There were some attempts at poetry. Perhaps I will find some successful attempts in the journals I have not read yet.
As a writer of sorts, I was on the lookout for interesting writing. I found lots of touching writing, inspirational writing, even funny writing, but not much writing to write home about. This was my favorite:
“Last night my snowy egret came to see me. She tapped on my window three times with her ebony beak. I met her at the garden gate. She brought strawberries and I brought fresh bread. We walked to the river. She fed me strawberries from her lovely yellow feet while she pecked the warm bread from my hand. She told me of her adventures on island marshes and I shared with her the perils of raising fairy children in a human world. We swam in the effervescent waters and sipped honeysuckle nectar from delicate little cones.
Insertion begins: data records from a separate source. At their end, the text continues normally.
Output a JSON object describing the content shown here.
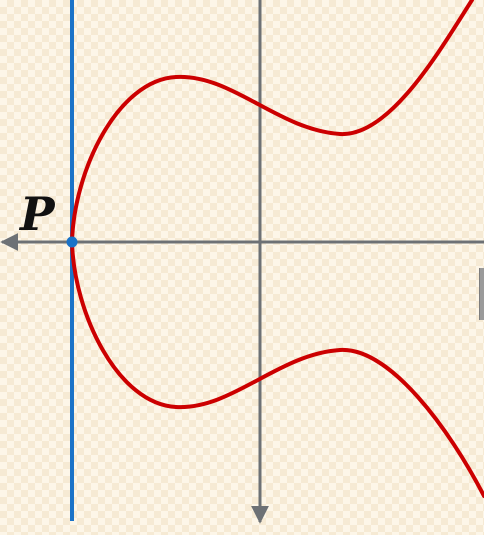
{
  "diagram": {
    "point_label": "P",
    "colors": {
      "curve": "#cc0000",
      "tangent_line": "#1a73c8",
      "point": "#1a73c8",
      "axes": "#6d7175",
      "label": "#111111"
    },
    "elements": {
      "curve": "elliptic-curve",
      "tangent": "vertical-tangent-line",
      "axes": [
        "x-axis",
        "y-axis"
      ]
    }
  }
}
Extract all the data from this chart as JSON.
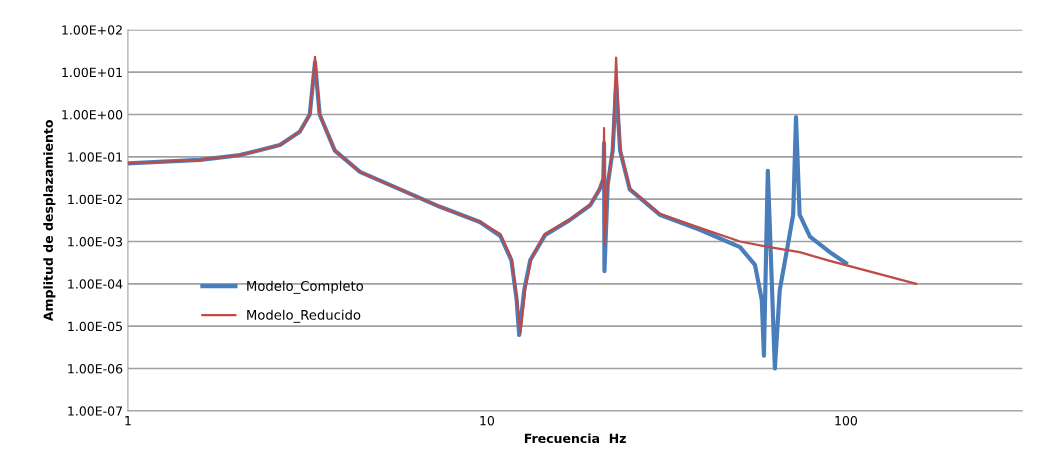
{
  "chart_data": {
    "type": "line",
    "xlabel": "Frecuencia  Hz",
    "ylabel": "Amplitud de desplazamiento",
    "log": "xy",
    "grid": "y",
    "legend": "bottom left",
    "xlim": [
      1,
      310
    ],
    "xticks": [
      1,
      10,
      100
    ],
    "ylim": [
      1e-07,
      100
    ],
    "yticks": [
      {
        "value": 1e-07,
        "label": "1.00E-07"
      },
      {
        "value": 1e-06,
        "label": "1.00E-06"
      },
      {
        "value": 1e-05,
        "label": "1.00E-05"
      },
      {
        "value": 0.0001,
        "label": "1.00E-04"
      },
      {
        "value": 0.001,
        "label": "1.00E-03"
      },
      {
        "value": 0.01,
        "label": "1.00E-02"
      },
      {
        "value": 0.1,
        "label": "1.00E-01"
      },
      {
        "value": 1,
        "label": "1.00E+00"
      },
      {
        "value": 10,
        "label": "1.00E+01"
      },
      {
        "value": 100,
        "label": "1.00E+02"
      }
    ],
    "series": [
      {
        "name": "Modelo_Completo",
        "color": "#4a7ebb",
        "x": [
          1,
          1.59,
          2.05,
          2.65,
          3.01,
          3.21,
          3.32,
          3.42,
          3.77,
          4.43,
          5.73,
          7.4,
          9.56,
          10.9,
          11.7,
          12.1,
          12.3,
          12.7,
          13.2,
          14.5,
          17.0,
          19.4,
          20.6,
          21.1,
          21.2,
          21.25,
          21.7,
          22.4,
          22.9,
          23.5,
          25.0,
          30.3,
          39.2,
          50.7,
          55.8,
          58.3,
          59.1,
          60.6,
          63.4,
          65.4,
          68.5,
          71.3,
          72.6,
          74.3,
          79.4,
          90.2,
          100
        ],
        "values": [
          0.07,
          0.085,
          0.11,
          0.19,
          0.39,
          1.0,
          17,
          1.0,
          0.14,
          0.044,
          0.017,
          0.0066,
          0.0029,
          0.00135,
          0.00036,
          4.2e-05,
          6.2e-06,
          7e-05,
          0.00036,
          0.0014,
          0.0032,
          0.0072,
          0.017,
          0.03,
          0.21,
          0.0002,
          0.022,
          0.14,
          5,
          0.14,
          0.017,
          0.0043,
          0.0019,
          0.00074,
          0.00028,
          4.2e-05,
          2e-06,
          0.047,
          1e-06,
          7e-05,
          0.00063,
          0.0043,
          0.87,
          0.0043,
          0.0013,
          0.00056,
          0.00031
        ]
      },
      {
        "name": "Modelo_Reducido",
        "color": "#be4b48",
        "x": [
          1,
          1.59,
          2.05,
          2.65,
          3.01,
          3.21,
          3.32,
          3.42,
          3.77,
          4.43,
          5.73,
          7.4,
          9.56,
          10.9,
          11.7,
          12.1,
          12.4,
          12.8,
          13.3,
          14.5,
          17.0,
          19.4,
          20.6,
          21.1,
          21.2,
          21.25,
          21.7,
          22.4,
          22.9,
          23.5,
          25.0,
          30.3,
          39.2,
          50.7,
          60.6,
          74.3,
          90.2,
          157
        ],
        "values": [
          0.07,
          0.085,
          0.11,
          0.19,
          0.39,
          1.0,
          23,
          1.0,
          0.14,
          0.044,
          0.017,
          0.0066,
          0.0029,
          0.0015,
          0.0004,
          4.8e-05,
          7e-06,
          8e-05,
          0.0004,
          0.0015,
          0.0033,
          0.0075,
          0.018,
          0.03,
          0.48,
          0.00083,
          0.023,
          0.15,
          22,
          0.15,
          0.018,
          0.0045,
          0.0021,
          0.001,
          0.00075,
          0.00056,
          0.00035,
          0.0001
        ]
      }
    ]
  }
}
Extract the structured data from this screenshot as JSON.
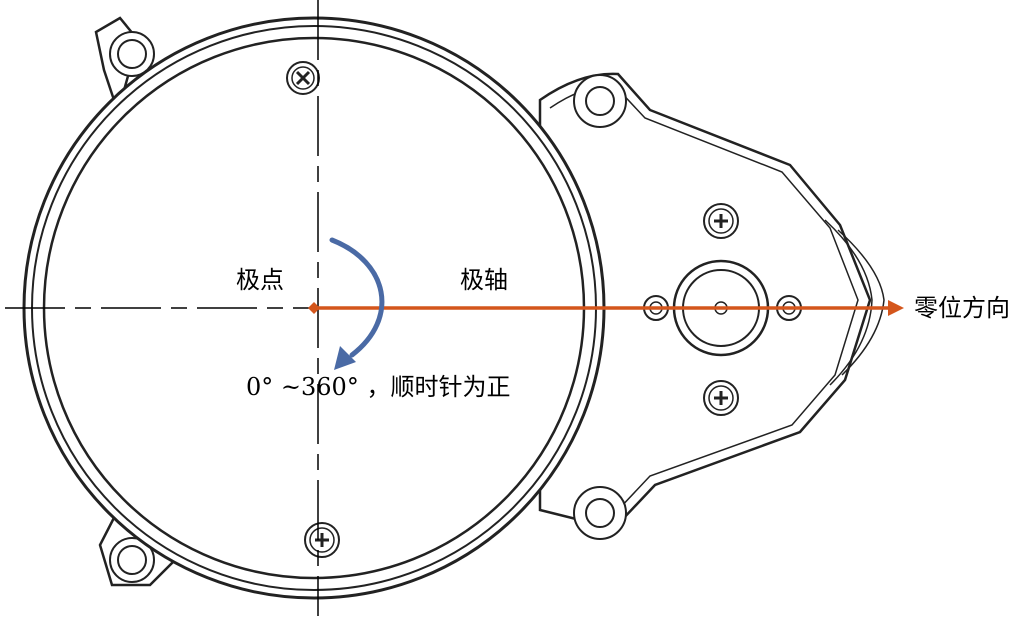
{
  "diagram": {
    "labels": {
      "pole": "极点",
      "polar_axis": "极轴",
      "zero_direction": "零位方向",
      "angle_range": "0° ~360° ，顺时针为正"
    },
    "colors": {
      "axis_arrow": "#d4561c",
      "rotation_arrow": "#4a6aa5",
      "outline": "#222222",
      "centerline": "#000000"
    },
    "icons": {
      "screw": "phillips-screw-icon",
      "mounting_hole": "ring-icon"
    }
  }
}
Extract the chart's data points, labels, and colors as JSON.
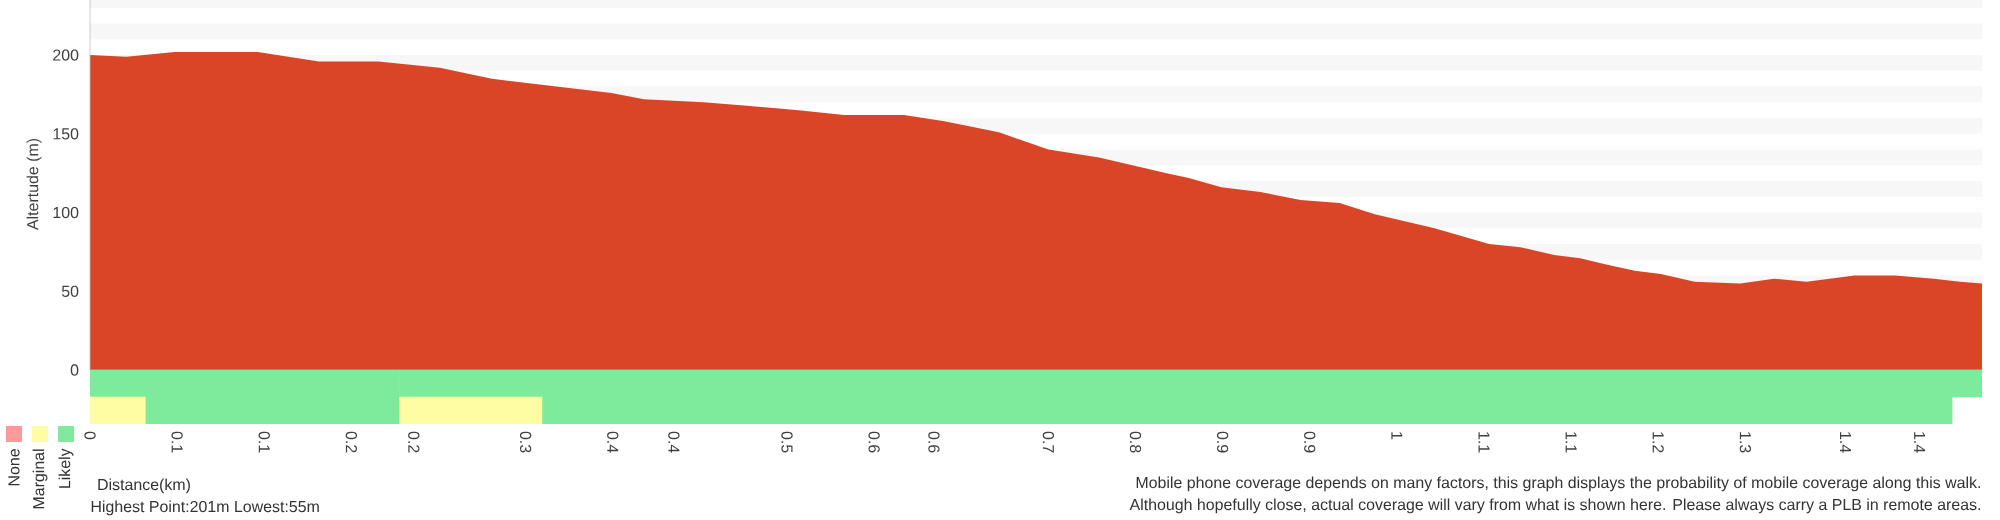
{
  "chart_data": [
    {
      "type": "area",
      "ylabel": "Altertude (m)",
      "x": [
        0,
        0.028,
        0.065,
        0.129,
        0.176,
        0.222,
        0.269,
        0.309,
        0.349,
        0.401,
        0.426,
        0.472,
        0.503,
        0.545,
        0.58,
        0.626,
        0.657,
        0.699,
        0.737,
        0.776,
        0.828,
        0.845,
        0.87,
        0.9,
        0.931,
        0.961,
        0.988,
        1.034,
        1.076,
        1.1,
        1.126,
        1.146,
        1.166,
        1.188,
        1.208,
        1.234,
        1.269,
        1.295,
        1.32,
        1.357,
        1.388,
        1.418,
        1.438,
        1.455
      ],
      "series": [
        {
          "color": "#d94627",
          "values": [
            200,
            199,
            202,
            202,
            196,
            196,
            192,
            185,
            181,
            176,
            172,
            170,
            168,
            165,
            162,
            162,
            158,
            151,
            140,
            135,
            125,
            122,
            116,
            113,
            108,
            106,
            99,
            90,
            80,
            78,
            73,
            71,
            67,
            63,
            61,
            56,
            55,
            58,
            56,
            60,
            60,
            58,
            56,
            55
          ]
        }
      ],
      "xlim": [
        0,
        1.455
      ],
      "ylim": [
        0,
        235
      ],
      "yticks": [
        0,
        50,
        100,
        150,
        200
      ],
      "tick_labels": "y",
      "bands": [
        {
          "axis": "y",
          "from": 50,
          "to": 60,
          "color": "#f7f7f7"
        },
        {
          "axis": "y",
          "from": 70,
          "to": 80,
          "color": "#f7f7f7"
        },
        {
          "axis": "y",
          "from": 90,
          "to": 100,
          "color": "#f7f7f7"
        },
        {
          "axis": "y",
          "from": 110,
          "to": 120,
          "color": "#f7f7f7"
        },
        {
          "axis": "y",
          "from": 130,
          "to": 140,
          "color": "#f7f7f7"
        },
        {
          "axis": "y",
          "from": 150,
          "to": 160,
          "color": "#f7f7f7"
        },
        {
          "axis": "y",
          "from": 170,
          "to": 180,
          "color": "#f7f7f7"
        },
        {
          "axis": "y",
          "from": 190,
          "to": 200,
          "color": "#f7f7f7"
        },
        {
          "axis": "y",
          "from": 210,
          "to": 220,
          "color": "#f7f7f7"
        },
        {
          "axis": "y",
          "from": 230,
          "to": 235,
          "color": "#f7f7f7"
        }
      ]
    },
    {
      "type": "bar",
      "orientation": "horizontal",
      "stacked": true,
      "categories": [
        null,
        null
      ],
      "xlabel": "Distance(km)",
      "series": [
        {
          "colors": [
            "#7deb9b",
            "#fffda3"
          ],
          "values": [
            0.043,
            0.043
          ]
        },
        {
          "colors": [
            "#7deb9b",
            "#7deb9b"
          ],
          "values": [
            0.195,
            0.195
          ]
        },
        {
          "colors": [
            "#7deb9b",
            "#fffda3"
          ],
          "values": [
            0.11,
            0.11
          ]
        },
        {
          "colors": [
            "#7deb9b",
            "#7deb9b"
          ],
          "values": [
            1.107,
            1.084
          ]
        },
        {
          "name": "None",
          "color": "#ff9a9a",
          "values": [
            null,
            null
          ]
        },
        {
          "name": "Marginal",
          "color": "#fffda3",
          "values": [
            null,
            null
          ]
        },
        {
          "name": "Likely",
          "color": "#7deb9b",
          "values": [
            null,
            null
          ]
        }
      ],
      "xlim": [
        0,
        1.455
      ],
      "xticks": [
        {
          "value": 0,
          "label": "0"
        },
        {
          "value": 0.067,
          "label": "0.1"
        },
        {
          "value": 0.134,
          "label": "0.1"
        },
        {
          "value": 0.201,
          "label": "0.2"
        },
        {
          "value": 0.249,
          "label": "0.2"
        },
        {
          "value": 0.335,
          "label": "0.3"
        },
        {
          "value": 0.402,
          "label": "0.4"
        },
        {
          "value": 0.449,
          "label": "0.4"
        },
        {
          "value": 0.536,
          "label": "0.5"
        },
        {
          "value": 0.603,
          "label": "0.6"
        },
        {
          "value": 0.649,
          "label": "0.6"
        },
        {
          "value": 0.737,
          "label": "0.7"
        },
        {
          "value": 0.804,
          "label": "0.8"
        },
        {
          "value": 0.871,
          "label": "0.9"
        },
        {
          "value": 0.938,
          "label": "0.9"
        },
        {
          "value": 1.005,
          "label": "1"
        },
        {
          "value": 1.072,
          "label": "1.1"
        },
        {
          "value": 1.139,
          "label": "1.1"
        },
        {
          "value": 1.206,
          "label": "1.2"
        },
        {
          "value": 1.273,
          "label": "1.3"
        },
        {
          "value": 1.35,
          "label": "1.4"
        },
        {
          "value": 1.407,
          "label": "1.4"
        }
      ],
      "tick_labels": "x",
      "legend": "bottom left",
      "annotations": [
        "Highest Point:201m Lowest:55m",
        "Mobile phone coverage depends on many factors, this graph displays the probability of mobile coverage along this walk.",
        "Although hopefully close, actual coverage will vary from what is shown here. Please always carry a PLB in remote areas."
      ]
    }
  ]
}
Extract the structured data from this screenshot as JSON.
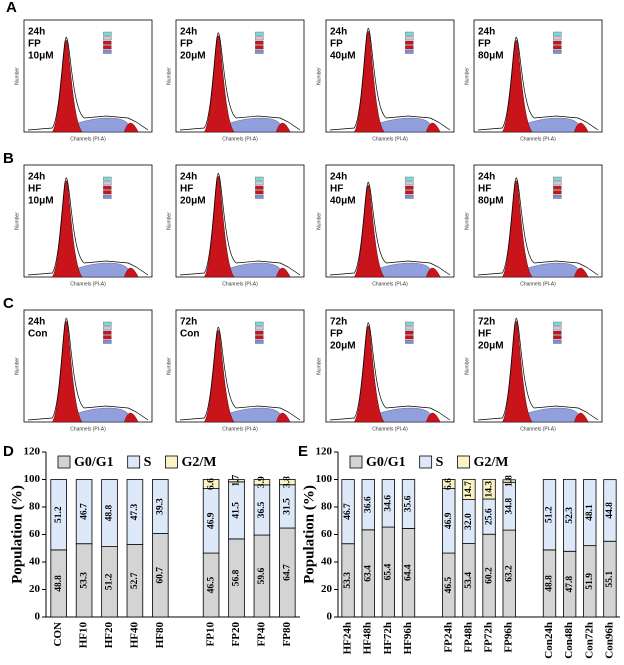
{
  "histograms": {
    "y_label": "Number",
    "x_label": "Channels (PI-A)",
    "row_labels": [
      "A",
      "B",
      "C"
    ],
    "panels": [
      {
        "lines": [
          "24h",
          "FP",
          "10μM"
        ]
      },
      {
        "lines": [
          "24h",
          "FP",
          "20μM"
        ]
      },
      {
        "lines": [
          "24h",
          "FP",
          "40μM"
        ]
      },
      {
        "lines": [
          "24h",
          "FP",
          "80μM"
        ]
      },
      {
        "lines": [
          "24h",
          "HF",
          "10μM"
        ]
      },
      {
        "lines": [
          "24h",
          "HF",
          "20μM"
        ]
      },
      {
        "lines": [
          "24h",
          "HF",
          "40μM"
        ]
      },
      {
        "lines": [
          "24h",
          "HF",
          "80μM"
        ]
      },
      {
        "lines": [
          "24h",
          "Con"
        ]
      },
      {
        "lines": [
          "72h",
          "Con"
        ]
      },
      {
        "lines": [
          "72h",
          "FP",
          "20μM"
        ]
      },
      {
        "lines": [
          "72h",
          "HF",
          "20μM"
        ]
      }
    ]
  },
  "chart_data": [
    {
      "type": "stacked_bar",
      "panel_label": "D",
      "y_label": "Population (%)",
      "ylim": [
        0,
        120
      ],
      "yticks": [
        0,
        20,
        40,
        60,
        80,
        100,
        120
      ],
      "categories": [
        "CON",
        "HF10",
        "HF20",
        "HF40",
        "HF80",
        null,
        "FP10",
        "FP20",
        "FP40",
        "FP80"
      ],
      "series": [
        {
          "name": "G0/G1",
          "color": "#d4d4d4",
          "values": [
            48.8,
            53.3,
            51.2,
            52.7,
            60.7,
            null,
            46.5,
            56.8,
            59.6,
            64.7
          ]
        },
        {
          "name": "S",
          "color": "#dde9f8",
          "values": [
            51.2,
            46.7,
            48.8,
            47.3,
            39.3,
            null,
            46.9,
            41.5,
            36.5,
            31.5
          ]
        },
        {
          "name": "G2/M",
          "color": "#fbf3c4",
          "values": [
            null,
            null,
            null,
            null,
            null,
            null,
            6.6,
            1.7,
            3.9,
            3.8
          ]
        }
      ]
    },
    {
      "type": "stacked_bar",
      "panel_label": "E",
      "y_label": "Population (%)",
      "ylim": [
        0,
        120
      ],
      "yticks": [
        0,
        20,
        40,
        60,
        80,
        100,
        120
      ],
      "categories": [
        "HF24h",
        "HF48h",
        "HF72h",
        "HF96h",
        null,
        "FP24h",
        "FP48h",
        "FP72h",
        "FP96h",
        null,
        "Con24h",
        "Con48h",
        "Con72h",
        "Con96h"
      ],
      "series": [
        {
          "name": "G0/G1",
          "color": "#d4d4d4",
          "values": [
            53.3,
            63.4,
            65.4,
            64.4,
            null,
            46.5,
            53.4,
            60.2,
            63.2,
            null,
            48.8,
            47.8,
            51.9,
            55.1
          ]
        },
        {
          "name": "S",
          "color": "#dde9f8",
          "values": [
            46.7,
            36.6,
            34.6,
            35.6,
            null,
            46.9,
            32.0,
            25.6,
            34.8,
            null,
            51.2,
            52.3,
            48.1,
            44.8
          ],
          "value_labels": [
            "46.7",
            "36.6",
            "34.6",
            "35.6",
            null,
            "46.9",
            "32.0",
            "25.6",
            "34.8",
            null,
            "51.2",
            "52.3",
            "48.1",
            "44.8"
          ]
        },
        {
          "name": "G2/M",
          "color": "#fbf3c4",
          "values": [
            null,
            null,
            null,
            null,
            null,
            6.6,
            14.7,
            14.3,
            1.8,
            null,
            null,
            null,
            null,
            null
          ]
        }
      ]
    }
  ]
}
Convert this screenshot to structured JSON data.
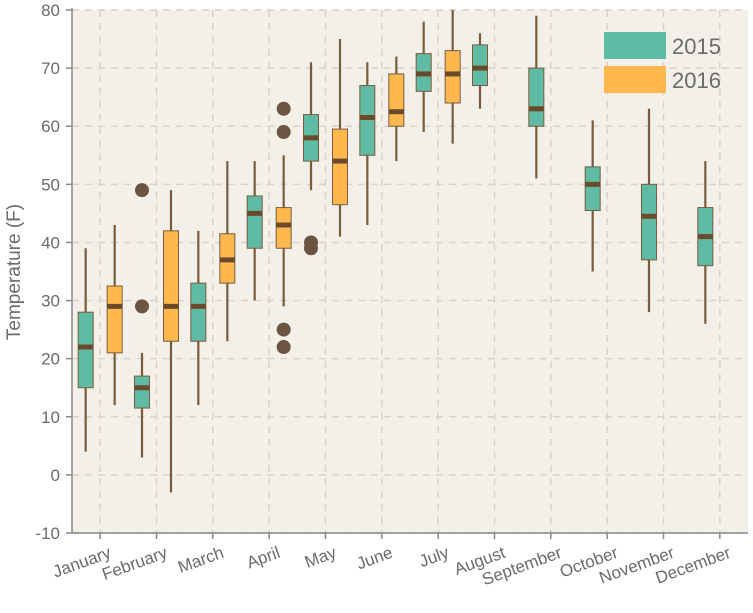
{
  "chart_data": {
    "type": "box",
    "title": "",
    "xlabel": "",
    "ylabel": "Temperature (F)",
    "ylim": [
      -10,
      80
    ],
    "yticks": [
      -10,
      0,
      10,
      20,
      30,
      40,
      50,
      60,
      70,
      80
    ],
    "grid": true,
    "legend_position": "top-right",
    "categories": [
      "January",
      "February",
      "March",
      "April",
      "May",
      "June",
      "July",
      "August",
      "September",
      "October",
      "November",
      "December"
    ],
    "series": [
      {
        "name": "2015",
        "color": "#5fbba4",
        "boxes": [
          {
            "category": "January",
            "whisker_low": 4,
            "q1": 15,
            "median": 22,
            "q3": 28,
            "whisker_high": 39,
            "outliers": []
          },
          {
            "category": "February",
            "whisker_low": 3,
            "q1": 11.5,
            "median": 15,
            "q3": 17,
            "whisker_high": 21,
            "outliers": [
              29,
              49
            ]
          },
          {
            "category": "March",
            "whisker_low": 12,
            "q1": 23,
            "median": 29,
            "q3": 33,
            "whisker_high": 42,
            "outliers": []
          },
          {
            "category": "April",
            "whisker_low": 30,
            "q1": 39,
            "median": 45,
            "q3": 48,
            "whisker_high": 54,
            "outliers": []
          },
          {
            "category": "May",
            "whisker_low": 49,
            "q1": 54,
            "median": 58,
            "q3": 62,
            "whisker_high": 71,
            "outliers": [
              40,
              39
            ]
          },
          {
            "category": "June",
            "whisker_low": 43,
            "q1": 55,
            "median": 61.5,
            "q3": 67,
            "whisker_high": 71,
            "outliers": []
          },
          {
            "category": "July",
            "whisker_low": 59,
            "q1": 66,
            "median": 69,
            "q3": 72.5,
            "whisker_high": 78,
            "outliers": []
          },
          {
            "category": "August",
            "whisker_low": 63,
            "q1": 67,
            "median": 70,
            "q3": 74,
            "whisker_high": 76,
            "outliers": []
          },
          {
            "category": "September",
            "whisker_low": 51,
            "q1": 60,
            "median": 63,
            "q3": 70,
            "whisker_high": 79,
            "outliers": []
          },
          {
            "category": "October",
            "whisker_low": 35,
            "q1": 45.5,
            "median": 50,
            "q3": 53,
            "whisker_high": 61,
            "outliers": []
          },
          {
            "category": "November",
            "whisker_low": 28,
            "q1": 37,
            "median": 44.5,
            "q3": 50,
            "whisker_high": 63,
            "outliers": []
          },
          {
            "category": "December",
            "whisker_low": 26,
            "q1": 36,
            "median": 41,
            "q3": 46,
            "whisker_high": 54,
            "outliers": []
          }
        ]
      },
      {
        "name": "2016",
        "color": "#ffb84d",
        "boxes": [
          {
            "category": "January",
            "whisker_low": 12,
            "q1": 21,
            "median": 29,
            "q3": 32.5,
            "whisker_high": 43,
            "outliers": []
          },
          {
            "category": "February",
            "whisker_low": -3,
            "q1": 23,
            "median": 29,
            "q3": 42,
            "whisker_high": 49,
            "outliers": []
          },
          {
            "category": "March",
            "whisker_low": 23,
            "q1": 33,
            "median": 37,
            "q3": 41.5,
            "whisker_high": 54,
            "outliers": []
          },
          {
            "category": "April",
            "whisker_low": 29,
            "q1": 39,
            "median": 43,
            "q3": 46,
            "whisker_high": 55,
            "outliers": [
              63,
              59,
              25,
              22
            ]
          },
          {
            "category": "May",
            "whisker_low": 41,
            "q1": 46.5,
            "median": 54,
            "q3": 59.5,
            "whisker_high": 75,
            "outliers": []
          },
          {
            "category": "June",
            "whisker_low": 54,
            "q1": 60,
            "median": 62.5,
            "q3": 69,
            "whisker_high": 72,
            "outliers": []
          },
          {
            "category": "July",
            "whisker_low": 57,
            "q1": 64,
            "median": 69,
            "q3": 73,
            "whisker_high": 80,
            "outliers": []
          }
        ]
      }
    ]
  }
}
At dawn, I climbed on her back and we flew to the moon.”
I liked these, too.
“My turn! The sirens were everywhere this morning so I have walked down to this wonderful spot not sure what was in store, but it was a training exercise for fire and rescue personnel, the best answer possible to that drama. So now the sky has cleared, the sea is calm, the newspapers today full of complaints about smelly kelp, bags of dog poop left where everyone knows they shouldn’t bee, but NOTHING can mar the beauty that Carmel offers to all.”
“In the morning, I will wake early to join my daughter and her daughter, my oldest grandchild, in a long drive to Phoenix to begin another school year. Fourteen hours, two cars and too much “stuff.” Am I old enough to have a grandchild in college? The answer is self evident. For it is two weeks now after cataract surgery at Stanford and for the first time in years I see my face clearly and in technicolors that I had only viewed dimly, and there is my full answer to my rhetorical question. Blessed am I!”
“When I find the father of my children I will bring him here to show him a place that struck me in the most beautiful way.”
“My husband and I first came to this spot in 1992, a long or short time depending on how you look at things. In that time, nothing has changed but, then again, everything has.”